‘I’ poems are a tool for relating individual stories about big experiences, life changing events, issues and problems for example: the impact of an experiential learning course. The technique is based on the narrative analysis method developed by Doucet and Mauthner (2008) called the Listening Guide. You can find a summary of the Guide at the end of this article. This is a narrative analysis method used most often in problematic individual situations where perhaps the person has some difficulty in communicating about themselves and their wishes. For example, someone suffering from dementia, a young person with learning difficulties. What this approach does is it removes extra, confusing and distracting dialogue to focus in on how the person talks about themselves. It brings to our attention the voice of ‘I’.
I have been exploring how this approach can be used in different situations. For example, focusing in on how a young person reflects on their experiences such as participating in a leadership training course. I also used this approach within my doctoral study to focus in on the story of one individual to examine their experience of an impactful situation at one moment and then 4 months later. I also used the approach to analyse my reflexive journal to review my doctoral journey.
What does an ‘I’ poem look like?
Making a good start
Introduction – ‘Julie’ is a 17-year-old who has Down’s syndrome. This was her first residential leader training weekend that she has attended and below is a diary of her experience as an ‘I’ poem.
I wanted to go …
I wanted to learn to help …
I wanted to learn about being a good leader.
It was nice being helped.
It sounded like fun.
I went with a new
We had a good time doing things together, discussing things together.
I shared a room with her …
I chatted with my new friend …
It felt very cosy and very fun.
We did some outdoor activities …
I felt nervous …
I have been on a flying fox before but the idea of falling in the pond really scared me.

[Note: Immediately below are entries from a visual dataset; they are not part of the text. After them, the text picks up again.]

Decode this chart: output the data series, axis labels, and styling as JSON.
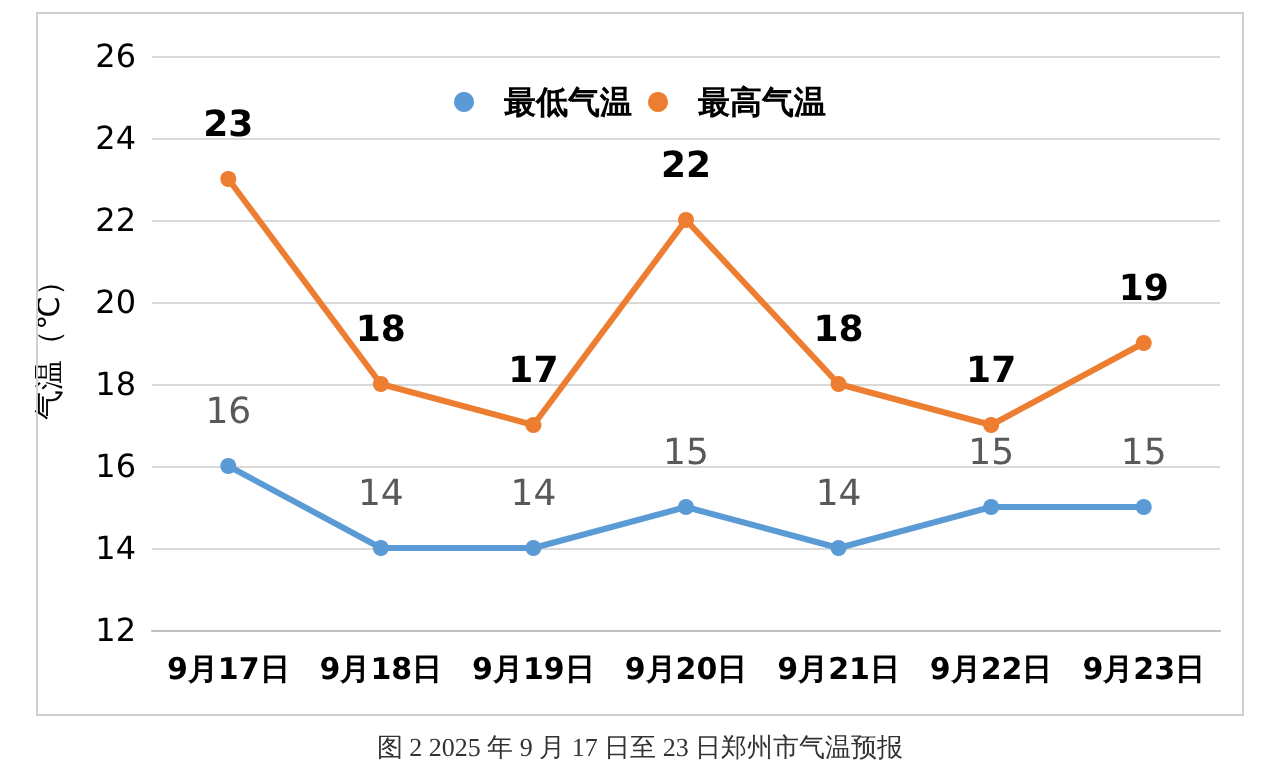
{
  "chart_data": {
    "type": "line",
    "title": "图 2 2025 年 9 月 17 日至 23 日郑州市气温预报",
    "ylabel": "气温（℃）",
    "categories": [
      "9月17日",
      "9月18日",
      "9月19日",
      "9月20日",
      "9月21日",
      "9月22日",
      "9月23日"
    ],
    "series": [
      {
        "name": "最低气温",
        "color": "#5b9bd5",
        "values": [
          16,
          14,
          14,
          15,
          14,
          15,
          15
        ]
      },
      {
        "name": "最高气温",
        "color": "#ed7d31",
        "values": [
          23,
          18,
          17,
          22,
          18,
          17,
          19
        ]
      }
    ],
    "ylim": [
      12,
      26
    ],
    "yticks": [
      12,
      14,
      16,
      18,
      20,
      22,
      24,
      26
    ],
    "grid": "y",
    "legend": "top",
    "marker": "circle",
    "line_style": "solid",
    "data_labels": true
  }
}
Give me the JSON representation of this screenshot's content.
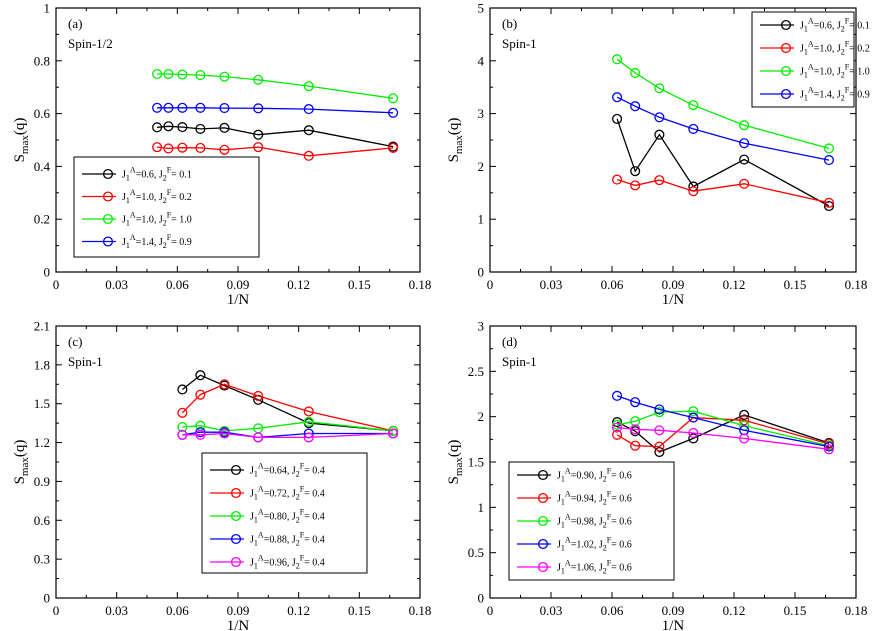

I didn’t go on the zip line.
I really enjoyed going to the shop …
I really enjoyed the singing outside … in the night …
It was magical.
I learnt about different ways to …
What was most difficult for me was …
I did make some new friends.
I was trying to be helpful …
I enjoyed the weekend very much.
The diary shows that Julie participated in most of the activities over the weekend, and felt comfortable and supported with her peers. She talks about herself in positive ways ‘wanting to …’ but also shows her awareness of less comfortable feelings like fear and uncertainty. She clearly enjoyed her time and learnt a great deal. She was able to build her skills as a young leader, build self-confidence and make new friends.
Using ‘I’ poems in training and evaluation
It seems to me that there are potential uses for this narrative approach in our work as experiential educators, facilitators, researchers and evaluators such as:
- To enhance self-awareness during a programme.
- To make learning more transferable – how does this relate to my work?
- To create a different type of case study, co-working with the subject.
- To reflect on change over time.
- To enable people to articulate their voice.
- Evaluation – thinking at the end of a programme, experience/impact data.
‘I’ poems workshop
This short article is based on a workshop that I facilitated during the EEE (Experiential Educators in Europe) conference in 2016 and 2017. My workshop introduced how this narrative method works, participants tried it out on experiences of their own and explored how it might be used within their work contexts.
Participants used a voice recorder app via their mobile phone to record their experiences. I was aware that in the workshop I was asking people to share personal experiences, so issues of sensitivity, confidentiality and choice were important. What helped was that the workshop was towards the end of a 4-day conference and participants new each other well. They felt comfortable to participate.
What happened in the workshop was that following the very practical tasks of sharing experiences, recording and shared analysis, we came together to see the results. Participants chose to read out their poem or their partner’s poem. At this point, the workshop flipped from practical methods to deep emotional expression. Reading out their individual ‘I’ poems generated a new level of reflection and appreciation of learning from their experiences.
The Listening Guide involves four ‘readings’ or listening stages:
Overall plot and our response to the story
- Listen to the overall story to get a sense of what is happening and the events which unfold.
- Note the who, what, when, where and why of the narrative.
- Particular questions to think about:
- Are there any recurring words?
- Is there a central metaphor?
- Are there contradictions in the story?
- Reflect on our own response to the story – in what ways do we identify with or distance ourselves from the person? In what ways are our experiences similar or different?
- Use a summary from this reading to introduce or set the scene for the narrative.
The voice of ‘I’
- This reading focuses on the active voice of ‘I’ or the person telling the story.
- How do they experience, feel and speak about her/himself?
- Do they use alternative active voices such as ‘we’ or ‘me’?
- Sometimes there seems to be a recurring ‘it’.
Reading for relationships
- How does he/she experience themselves in relation to other characters within the story?
Context – Social, cultural and political
- What are the social structures, cultural norms and expectations?
- Does gender, age, disability and/or race influence the narrative?
Doucet, A. and Mauthner, N.S. What can be known and how? Narrated subjects and the Listening Guide, Qualitative Research 2008; 8; 399-409.